白石:演出家として「これは外しちゃダメだな」と、この作品で一番こだわったことは何ですか?


髙橋:姉妹のキャスティングですね。姉妹の家の水を停めるという物語の核においては、やはり姉妹をうまく描けないと岩切も描ききれない。その姉妹役をお願いできるような子どもたちをかなり粘って探しました。


白石:子どもたちをいかに成立させるのかは、僕もずっと気になっていました。子どものシーンを順撮りにこだわられていたのは感心しました。
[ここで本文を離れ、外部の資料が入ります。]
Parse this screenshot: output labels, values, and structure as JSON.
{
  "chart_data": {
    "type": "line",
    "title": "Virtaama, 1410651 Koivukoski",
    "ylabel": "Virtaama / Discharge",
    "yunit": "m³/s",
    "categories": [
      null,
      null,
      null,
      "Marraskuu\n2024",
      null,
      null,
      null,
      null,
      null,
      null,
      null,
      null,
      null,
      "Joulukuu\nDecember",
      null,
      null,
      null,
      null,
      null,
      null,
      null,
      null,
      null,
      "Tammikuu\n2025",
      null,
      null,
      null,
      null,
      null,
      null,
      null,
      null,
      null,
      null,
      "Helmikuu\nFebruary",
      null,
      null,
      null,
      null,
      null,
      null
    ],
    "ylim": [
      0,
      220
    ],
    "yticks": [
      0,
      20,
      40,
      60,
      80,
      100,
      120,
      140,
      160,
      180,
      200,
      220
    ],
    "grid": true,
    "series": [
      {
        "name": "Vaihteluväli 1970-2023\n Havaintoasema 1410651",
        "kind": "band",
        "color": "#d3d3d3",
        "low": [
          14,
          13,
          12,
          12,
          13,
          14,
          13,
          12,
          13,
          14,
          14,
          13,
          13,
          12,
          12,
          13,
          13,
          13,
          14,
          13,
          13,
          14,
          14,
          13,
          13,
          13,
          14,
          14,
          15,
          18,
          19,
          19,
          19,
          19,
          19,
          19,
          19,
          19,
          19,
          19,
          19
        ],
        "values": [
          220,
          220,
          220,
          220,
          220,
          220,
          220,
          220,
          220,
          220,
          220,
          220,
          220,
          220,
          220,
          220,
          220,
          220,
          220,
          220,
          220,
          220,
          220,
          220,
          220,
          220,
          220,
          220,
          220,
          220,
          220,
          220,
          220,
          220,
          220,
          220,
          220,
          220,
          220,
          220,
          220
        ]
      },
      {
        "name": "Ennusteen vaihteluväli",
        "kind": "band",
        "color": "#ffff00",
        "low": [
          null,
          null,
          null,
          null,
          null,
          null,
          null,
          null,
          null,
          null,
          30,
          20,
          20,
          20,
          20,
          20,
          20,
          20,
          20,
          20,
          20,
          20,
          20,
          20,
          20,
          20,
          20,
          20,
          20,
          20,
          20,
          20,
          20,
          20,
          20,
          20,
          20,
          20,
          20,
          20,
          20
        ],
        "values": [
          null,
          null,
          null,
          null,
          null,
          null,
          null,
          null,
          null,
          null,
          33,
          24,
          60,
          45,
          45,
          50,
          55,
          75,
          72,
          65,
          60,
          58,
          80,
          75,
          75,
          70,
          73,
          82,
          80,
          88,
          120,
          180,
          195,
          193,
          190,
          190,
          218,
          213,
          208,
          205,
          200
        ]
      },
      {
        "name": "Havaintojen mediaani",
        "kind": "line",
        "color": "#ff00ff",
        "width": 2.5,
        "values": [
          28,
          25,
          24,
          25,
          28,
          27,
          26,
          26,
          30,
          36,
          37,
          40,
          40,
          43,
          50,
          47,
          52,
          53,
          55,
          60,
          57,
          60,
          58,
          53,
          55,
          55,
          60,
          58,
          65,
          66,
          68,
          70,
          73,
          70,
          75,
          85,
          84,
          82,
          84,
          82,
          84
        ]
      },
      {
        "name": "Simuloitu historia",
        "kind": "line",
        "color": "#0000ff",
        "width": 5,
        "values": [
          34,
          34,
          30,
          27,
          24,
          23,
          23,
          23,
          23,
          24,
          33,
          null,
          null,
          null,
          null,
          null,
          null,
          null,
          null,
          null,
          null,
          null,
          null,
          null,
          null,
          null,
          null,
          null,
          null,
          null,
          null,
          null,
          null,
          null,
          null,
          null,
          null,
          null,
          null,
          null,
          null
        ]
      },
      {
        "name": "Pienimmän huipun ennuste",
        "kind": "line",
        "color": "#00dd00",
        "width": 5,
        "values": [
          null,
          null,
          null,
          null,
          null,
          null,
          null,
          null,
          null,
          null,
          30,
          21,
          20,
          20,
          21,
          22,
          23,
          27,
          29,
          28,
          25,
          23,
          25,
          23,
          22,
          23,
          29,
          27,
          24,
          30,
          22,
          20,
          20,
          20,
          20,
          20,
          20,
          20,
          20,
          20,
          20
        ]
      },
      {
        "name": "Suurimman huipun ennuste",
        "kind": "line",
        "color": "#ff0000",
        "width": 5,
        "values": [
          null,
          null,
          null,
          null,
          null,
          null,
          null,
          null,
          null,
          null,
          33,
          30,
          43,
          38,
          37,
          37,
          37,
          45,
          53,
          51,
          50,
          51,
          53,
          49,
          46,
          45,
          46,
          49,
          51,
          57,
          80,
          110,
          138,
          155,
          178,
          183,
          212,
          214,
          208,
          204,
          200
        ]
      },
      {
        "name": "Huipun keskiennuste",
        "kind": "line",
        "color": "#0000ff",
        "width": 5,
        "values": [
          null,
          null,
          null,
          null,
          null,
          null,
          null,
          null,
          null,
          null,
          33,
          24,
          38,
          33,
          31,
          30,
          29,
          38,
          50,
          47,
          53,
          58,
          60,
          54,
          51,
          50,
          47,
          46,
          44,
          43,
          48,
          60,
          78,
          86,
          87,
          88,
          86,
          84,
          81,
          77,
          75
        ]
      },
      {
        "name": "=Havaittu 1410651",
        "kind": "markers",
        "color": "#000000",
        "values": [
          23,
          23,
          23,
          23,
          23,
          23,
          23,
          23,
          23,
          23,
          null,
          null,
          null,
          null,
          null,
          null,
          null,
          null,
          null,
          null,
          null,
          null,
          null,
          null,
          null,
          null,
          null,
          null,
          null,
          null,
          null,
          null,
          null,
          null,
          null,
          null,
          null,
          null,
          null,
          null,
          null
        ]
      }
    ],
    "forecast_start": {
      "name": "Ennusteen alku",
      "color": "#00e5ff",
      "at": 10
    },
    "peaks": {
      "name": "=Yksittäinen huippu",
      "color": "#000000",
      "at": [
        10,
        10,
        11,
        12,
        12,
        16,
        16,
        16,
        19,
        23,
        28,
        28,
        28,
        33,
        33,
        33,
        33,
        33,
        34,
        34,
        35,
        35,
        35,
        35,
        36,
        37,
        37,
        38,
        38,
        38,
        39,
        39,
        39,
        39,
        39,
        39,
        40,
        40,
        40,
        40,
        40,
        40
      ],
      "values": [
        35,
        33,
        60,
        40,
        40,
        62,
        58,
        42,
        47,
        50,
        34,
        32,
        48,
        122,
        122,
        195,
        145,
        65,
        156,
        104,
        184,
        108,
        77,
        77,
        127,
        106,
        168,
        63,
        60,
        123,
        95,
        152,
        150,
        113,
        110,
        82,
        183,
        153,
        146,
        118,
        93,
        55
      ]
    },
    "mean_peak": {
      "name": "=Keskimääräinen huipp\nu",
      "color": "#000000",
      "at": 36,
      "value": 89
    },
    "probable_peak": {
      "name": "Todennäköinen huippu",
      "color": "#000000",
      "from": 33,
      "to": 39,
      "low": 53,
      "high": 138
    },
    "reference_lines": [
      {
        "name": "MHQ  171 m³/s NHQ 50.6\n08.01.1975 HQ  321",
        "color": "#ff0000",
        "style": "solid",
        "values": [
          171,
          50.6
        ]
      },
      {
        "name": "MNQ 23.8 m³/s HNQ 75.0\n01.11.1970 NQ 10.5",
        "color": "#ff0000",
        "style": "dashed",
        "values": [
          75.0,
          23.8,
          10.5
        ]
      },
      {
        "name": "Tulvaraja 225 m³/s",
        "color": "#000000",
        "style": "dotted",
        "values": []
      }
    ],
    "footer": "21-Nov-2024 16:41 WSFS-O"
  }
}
髙橋:子どもが出る映画やドラマにこれまで結構携わってきて、「子ども担当」だったことも多かったんです。撮影中は子どもたちの面倒も見なければいけないし、特に地方ロケだと寝食を共にすることも多い。そうやって子どもを間近で見ていると、撮影の序盤から中盤、そして終盤では顔つきが全然違ってくることがよくわかるんです。今回は短期間での撮影でしたが、出来るだけ順撮りにしてあげて、そのときどきの表情を捉えたかった。それは自分の腹に強くあったので、スタッフにお願いして順撮りでやらせてもらいました。



『渇水』©2022「渇水」製作委員会


白石:(髙橋さんが助監督としてついていた)相米慎二監督も子どもの撮影の際はそのようにしていたのでしょうか。


髙橋:確かに相米さんの子どもを扱った映画では、トップシーンと最後のシーンでは顔つきの違いを感じとれますよね。また、市川準さんの現場などでは、新人を使うときのコツのような感覚で、“順撮り”は一つの要素になっていましたね。


白石:現場を見ながら、髙橋さんが持っている引き出しはまだまだあるんだろうなと思っていましたが、他にも10年くらい温めている企画とかあるんですか?


髙橋:さすがに10年はないですが、4~5年温めてる企画が二つほどあります。でもそろそろやらないとまた10年経っちゃう(笑)。10年に1本撮っている監督もいますからね。


(編集部):本作はフィルムでの撮影ですが、フィルムで撮ろうと言ったのは白石さんだったそうですね。


髙橋:そこはすごく嬉しかったですね。我々はフィルム育ちなので、どういう画になるかというのは想像つきますし、この話でフィルムでやれるのは非常に嬉しいこと。すぐにその話に乗りました。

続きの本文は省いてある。